TABLE 3: Genotype and allele frequencies of HPA-1, -3, and -5 in men with chronic hepatitis C, distributed by the presence and absence of rheumatological manifestations.
| HPA | Presence of | Absence of | Statistical Analysis | |
|---|---|---|---|---|
| rheumatological | rheumatological | |||
| manifestations | manifestations | |||
| Alleles | 2n = 112 (%) | 2n = 62 (%) | OR (CI 95%) | P-value |
| 1a | 97 (66.4) | 49 (33.6) | 1.72 (0.76 – 3.90) | 0.2030 |
| 1b | 15 (53.6) | 13 (46.4) | 0.58 (0.26 – 1.32) | |
| 3a | 76 (62.8) | 45 (37.2) | 0.80 (0.40 – 1.58) | 0.6067 |
| 3b | 36 (67.9) | 17 (32.1) | 1.25 (0.63 – 2.50) | |
| 5a | 99 (64.7) | 54 (35.3) | 1.13 (0.44 – 2.89) | 0.8115 |
| 5b | 13 (61.9) | 8 (38.1) | 0.89 (0.35 – 2.27) | |
| Genotypes | n = 56 (%) | n = 31 (%) | OR (CI 95%) | P-value |
| 1a/1a | 44 (69.8) | 19 (30.2) | 2.32 (0.88 – 6.08) | 0.1318 |
| 1a/1b | 9 (45.0) | 11 (55.0) | 0.35 (0.13 – 0.97) | 0.0612 |
| 1b/1b | 3 (75.0) | 1 (25.0) | 1.70 (0.17 – 17.07) | 1.0000 |
| 3a/3a | 26 (63.4) | 15 (36.6) | 0.92 (0.38 – 2.23) | 1.0000 |
| 3a/3b | 24 (61.5) | 15 (38.5) | 0.80 (0.33 – 1.93) | 0.6577 |
| 3b/3b | 6 (85.7) | 1 (14.3) | 3.60 (0.41 – 31.39) | 0.4135 |
| 5a/5a | 44 (65.7) | 23 (34.3) | 1.28 (0.46 – 3.56) | 0.7908 |
| 5a/5b | 11 (57.9) | 8 (42.1) | 0.70 (0.25 – 1.99) | 0.5907 |
| 5b/5b | 1 (100.0) | 0 (0) | 1.70 (0.07 – 43.09) | 1.0000 |
Fisher’s exact test; OR: odds ratio; CI: confidence interval; P ≤ 0.05 is considered a statistically significant relation.

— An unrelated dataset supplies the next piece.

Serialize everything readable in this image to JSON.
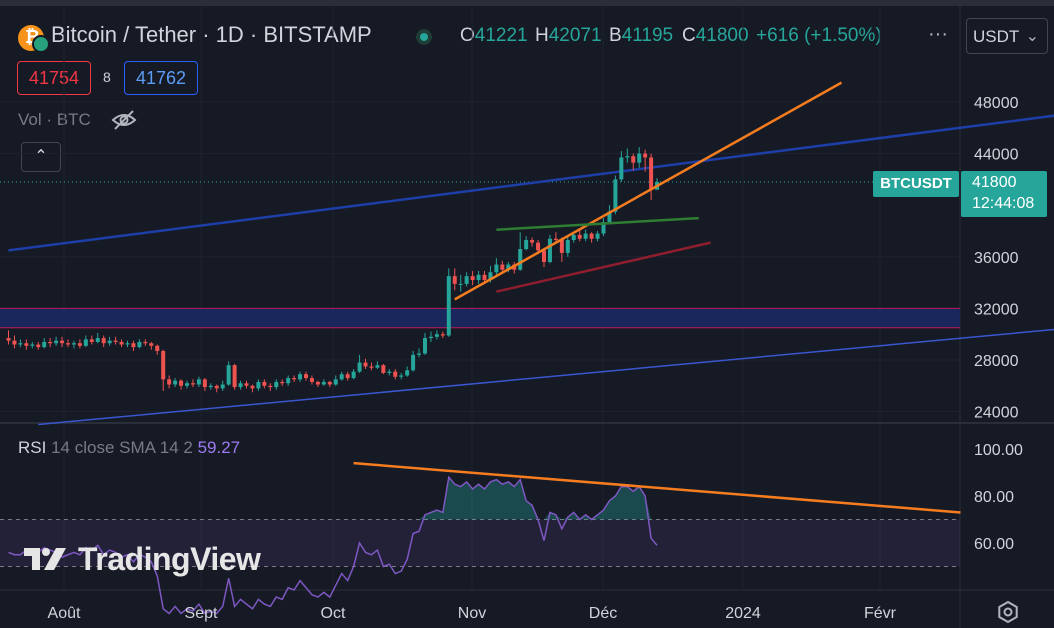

In this context, it is noteworthy that HPA-1 and HPA-3 are located in the same glycoprotein complex (GPIIb-IIIa) expressed in both endothelial cells and fibroblasts7, which are the cells commonly involved in rheumatological diseases. However, additional studies involving other populations are necessary to confirm these data and to improve the understanding of the mechanisms involved in rheumatic manifestations in chronic HCV infection. Similar to the well-established association of human leukocyte antigens (HLA) and diseases, studies involving HPA may also contribute towards the identification of clinically important molecular markers, thereby aiding in understanding the pathophysiological mechanisms involved in the diseases.
Our study is the first report of a strong association between rheumatological manifestations and HPA-3 polymorphism, which may explain the possible predisposition of women to complications during the course of chronic hepatitis C.